This is a joint press release by Mediahuis NV (‘Mediahuis’), VP Exploitatie N.V. (‘VP Exploitatie’), Gerald BidCo B.V. (the ‘Offeror’) and Telegraaf Media Groep N.V. (‘TMG’), pursuant to the provisions of Article 17, Paragraph 4 of the Decree on Public Takeover Bids (Besluit Openbare Biedingen Wft) (the ‘Decree’) in connection with the public offer by Mediahuis and VP Exploitatie, through Gerald BidCo B.V., for all the issued and outstanding shares and depositary receipts in the capital of TMG. This announcement does not constitute an offer, or any solicitation of any offer, to buy or subscribe for any securities. This announcement is not for release, publication or distribution, in whole or in part, in or into, directly or indirectly, Canada or in any other jurisdiction in which such release, publication or distribution would be unlawful. Capitalised terms not defined in this press release will have the meaning attributed to them in the offer memorandum published by the Offeror dated 19 April 2017.

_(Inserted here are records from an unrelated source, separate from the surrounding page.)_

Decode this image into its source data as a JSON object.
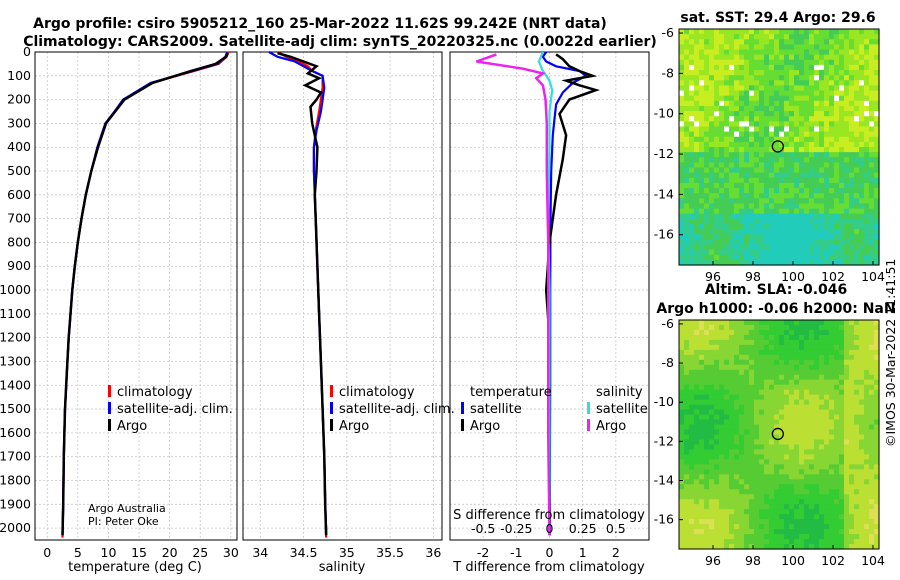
{
  "title_line1": "Argo profile: csiro 5905212_160 25-Mar-2022 11.62S 99.242E (NRT data)",
  "title_line2": "Climatology: CARS2009. Satellite-adj clim: synTS_20220325.nc (0.0022d earlier)",
  "credit_line1": "Argo Australia",
  "credit_line2": "PI: Peter Oke",
  "watermark": "©IMOS 30-Mar-2022 11:41:51",
  "colors": {
    "climatology": "#ff0000",
    "satellite": "#0000ff",
    "argo": "#000000",
    "sat_salinity": "#33dddd",
    "argo_salinity": "#ee22ee"
  },
  "chart_data": [
    {
      "type": "line",
      "name": "temperature",
      "xlabel": "temperature (deg C)",
      "ylabel": "",
      "xlim": [
        -2,
        31
      ],
      "ylim": [
        2050,
        0
      ],
      "xticks": [
        0,
        5,
        10,
        15,
        20,
        25,
        30
      ],
      "xticklabels": [
        "0",
        "5",
        "10",
        "15",
        "20",
        "25",
        "30"
      ],
      "yticks": [
        0,
        100,
        200,
        300,
        400,
        500,
        600,
        700,
        800,
        900,
        1000,
        1100,
        1200,
        1300,
        1400,
        1500,
        1600,
        1700,
        1800,
        1900,
        2000
      ],
      "legend": [
        "climatology",
        "satellite-adj. clim.",
        "Argo"
      ],
      "series": [
        {
          "name": "climatology",
          "x": [
            29.6,
            29.3,
            28.0,
            24.0,
            17.0,
            12.5,
            11.0,
            9.5,
            8.2,
            7.2,
            6.3,
            5.6,
            5.0,
            4.5,
            4.1,
            3.8,
            3.5,
            3.3,
            3.1,
            2.9,
            2.7,
            2.6,
            2.5
          ],
          "depth": [
            0,
            20,
            50,
            80,
            130,
            200,
            250,
            300,
            400,
            500,
            600,
            700,
            800,
            900,
            1000,
            1100,
            1200,
            1300,
            1400,
            1500,
            1700,
            1900,
            2040
          ]
        },
        {
          "name": "satellite-adj. clim.",
          "x": [
            29.4,
            29.1,
            27.8,
            23.8,
            16.9,
            12.4,
            11.0,
            9.5,
            8.2,
            7.2,
            6.3,
            5.6,
            5.0,
            4.5,
            4.1,
            3.8,
            3.5,
            3.3,
            3.1,
            2.9,
            2.7,
            2.6,
            2.5
          ],
          "depth": [
            0,
            20,
            50,
            80,
            130,
            200,
            250,
            300,
            400,
            500,
            600,
            700,
            800,
            900,
            1000,
            1100,
            1200,
            1300,
            1400,
            1500,
            1700,
            1900,
            2030
          ]
        },
        {
          "name": "Argo",
          "x": [
            29.5,
            29.2,
            27.5,
            23.5,
            17.2,
            12.6,
            11.1,
            9.6,
            8.3,
            7.2,
            6.3,
            5.6,
            5.0,
            4.5,
            4.1,
            3.8,
            3.5,
            3.3,
            3.1,
            2.9,
            2.7,
            2.6,
            2.5
          ],
          "depth": [
            5,
            20,
            50,
            80,
            130,
            200,
            250,
            300,
            400,
            500,
            600,
            700,
            800,
            900,
            1000,
            1100,
            1200,
            1300,
            1400,
            1500,
            1700,
            1900,
            2030
          ]
        }
      ]
    },
    {
      "type": "line",
      "name": "salinity",
      "xlabel": "salinity",
      "xlim": [
        33.8,
        36.1
      ],
      "ylim": [
        2050,
        0
      ],
      "xticks": [
        34,
        34.5,
        35,
        35.5,
        36
      ],
      "xticklabels": [
        "34",
        "34.5",
        "35",
        "35.5",
        "36"
      ],
      "legend": [
        "climatology",
        "satellite-adj. clim.",
        "Argo"
      ],
      "series": [
        {
          "name": "climatology",
          "x": [
            34.2,
            34.3,
            34.45,
            34.55,
            34.6,
            34.72,
            34.72,
            34.68,
            34.64,
            34.62,
            34.62,
            34.64,
            34.66,
            34.68,
            34.7,
            34.72,
            34.74,
            34.75,
            34.76,
            34.76
          ],
          "depth": [
            0,
            20,
            40,
            60,
            80,
            100,
            150,
            250,
            330,
            400,
            500,
            700,
            900,
            1100,
            1300,
            1500,
            1700,
            1900,
            2000,
            2040
          ]
        },
        {
          "name": "satellite-adj. clim.",
          "x": [
            34.1,
            34.2,
            34.4,
            34.5,
            34.6,
            34.72,
            34.74,
            34.7,
            34.65,
            34.62,
            34.62,
            34.64,
            34.66,
            34.68,
            34.7,
            34.72,
            34.74,
            34.75,
            34.76,
            34.76
          ],
          "depth": [
            0,
            20,
            40,
            60,
            80,
            100,
            150,
            250,
            330,
            400,
            500,
            700,
            900,
            1100,
            1300,
            1500,
            1700,
            1900,
            2000,
            2030
          ]
        },
        {
          "name": "Argo",
          "x": [
            34.2,
            34.35,
            34.5,
            34.65,
            34.55,
            34.68,
            34.52,
            34.7,
            34.65,
            34.58,
            34.6,
            34.66,
            34.65,
            34.63,
            34.64,
            34.66,
            34.68,
            34.7,
            34.72,
            34.74,
            34.75,
            34.76
          ],
          "depth": [
            5,
            20,
            40,
            60,
            90,
            110,
            140,
            170,
            200,
            230,
            300,
            400,
            500,
            600,
            700,
            900,
            1100,
            1300,
            1500,
            1700,
            1900,
            2030
          ]
        }
      ]
    },
    {
      "type": "line",
      "name": "differences",
      "xlabel": "T difference from climatology",
      "xlabel2": "S difference from climatology",
      "xlim": [
        -3,
        3
      ],
      "ylim": [
        2050,
        0
      ],
      "xticks": [
        -2,
        -1,
        0,
        1,
        2
      ],
      "xticklabels": [
        "-2",
        "-1",
        "0",
        "1",
        "2"
      ],
      "sticklabels": [
        "-0.5",
        "-0.25",
        "0",
        "0.25",
        "0.5"
      ],
      "legend_temperature_title": "temperature",
      "legend_salinity_title": "salinity",
      "legend": [
        "satellite",
        "Argo",
        "satellite",
        "Argo"
      ],
      "series": [
        {
          "name": "T satellite",
          "x": [
            -0.1,
            -0.2,
            -0.1,
            0.2,
            0.9,
            1.1,
            0.7,
            0.4,
            0.2,
            0.15,
            0.1,
            0.05,
            0.03,
            0.02,
            0.02,
            0.01,
            0.01
          ],
          "depth": [
            0,
            20,
            40,
            60,
            80,
            100,
            130,
            170,
            220,
            280,
            350,
            500,
            700,
            1000,
            1400,
            1800,
            2030
          ]
        },
        {
          "name": "T Argo",
          "x": [
            0.2,
            0.4,
            0.6,
            0.9,
            1.3,
            0.5,
            0.9,
            1.4,
            0.6,
            0.3,
            0.5,
            0.4,
            0.2,
            0.0,
            -0.1,
            0.0,
            0.0,
            0.0,
            0.0,
            0.0
          ],
          "depth": [
            10,
            30,
            60,
            80,
            100,
            120,
            140,
            160,
            200,
            260,
            350,
            450,
            600,
            800,
            1000,
            1200,
            1400,
            1600,
            1800,
            2030
          ]
        },
        {
          "name": "S satellite",
          "x": [
            -0.05,
            -0.08,
            -0.05,
            0,
            0.02,
            0.0,
            0.0,
            -0.01,
            0.0,
            0.0,
            0.0
          ],
          "depth": [
            0,
            40,
            80,
            120,
            160,
            250,
            400,
            700,
            1000,
            1500,
            2030
          ]
        },
        {
          "name": "S Argo",
          "x": [
            -0.4,
            -0.55,
            -0.2,
            -0.05,
            -0.1,
            -0.05,
            -0.03,
            -0.02,
            -0.02,
            -0.01,
            -0.01,
            -0.01,
            0.0
          ],
          "depth": [
            10,
            40,
            70,
            90,
            110,
            140,
            200,
            300,
            500,
            800,
            1200,
            1600,
            2030
          ]
        }
      ]
    },
    {
      "type": "heatmap",
      "name": "sst_map",
      "title": "sat. SST: 29.4 Argo: 29.6",
      "xlim": [
        94.3,
        104.3
      ],
      "ylim": [
        -17.5,
        -5.8
      ],
      "xticks": [
        96,
        98,
        100,
        102,
        104
      ],
      "xticklabels": [
        "96",
        "98",
        "100",
        "102",
        "104"
      ],
      "yticks": [
        -6,
        -8,
        -10,
        -12,
        -14,
        -16
      ],
      "yticklabels": [
        "-6",
        "-8",
        "-10",
        "-12",
        "-14",
        "-16"
      ],
      "marker": {
        "lon": 99.242,
        "lat": -11.62
      }
    },
    {
      "type": "heatmap",
      "name": "sla_map",
      "title": "Altim. SLA: -0.046",
      "subtitle": "Argo h1000: -0.06 h2000: NaN",
      "xlim": [
        94.3,
        104.3
      ],
      "ylim": [
        -17.5,
        -5.8
      ],
      "xticks": [
        96,
        98,
        100,
        102,
        104
      ],
      "xticklabels": [
        "96",
        "98",
        "100",
        "102",
        "104"
      ],
      "yticks": [
        -6,
        -8,
        -10,
        -12,
        -14,
        -16
      ],
      "yticklabels": [
        "-6",
        "-8",
        "-10",
        "-12",
        "-14",
        "-16"
      ],
      "marker": {
        "lon": 99.242,
        "lat": -11.62
      }
    }
  ]
}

Mediahuis announces results of Post Closing Acceptance Period of the Offer for TMG
Antwerpen, 3 July 2017 – Mediahuis NV (“Mediahuis”) will (through Gerald BidCo B.V.) hold 64.66% of the issued and outstanding (depositary receipts for) shares (the “Shares”) in the capital of Telegraaf Media Groep N.V. (“TMG”) after settlement of the Post Closing Acceptance Period.
Acceptance during Post Closing Acceptance Period Following 17:40 hours CET on 2 July 2017, being the expiry date of the Post Closing Acceptance Period (na-aanmeldingstermijn) of the Offer, 1,518,869 Shares, representing approximately 3.28% of the Shares, and an aggregate value of approximately EUR 9,113,214 (at an Offer Price of EUR 6.00 per Share (cum dividend)), were tendered in the Post Closing Acceptance Period. The Shares tendered in the Post Closing Acceptance Period, together with 28,449,963 Shares already held by Mediahuis (through Gerald BidCo B.V.), represent approximately 64.66% of the Shares.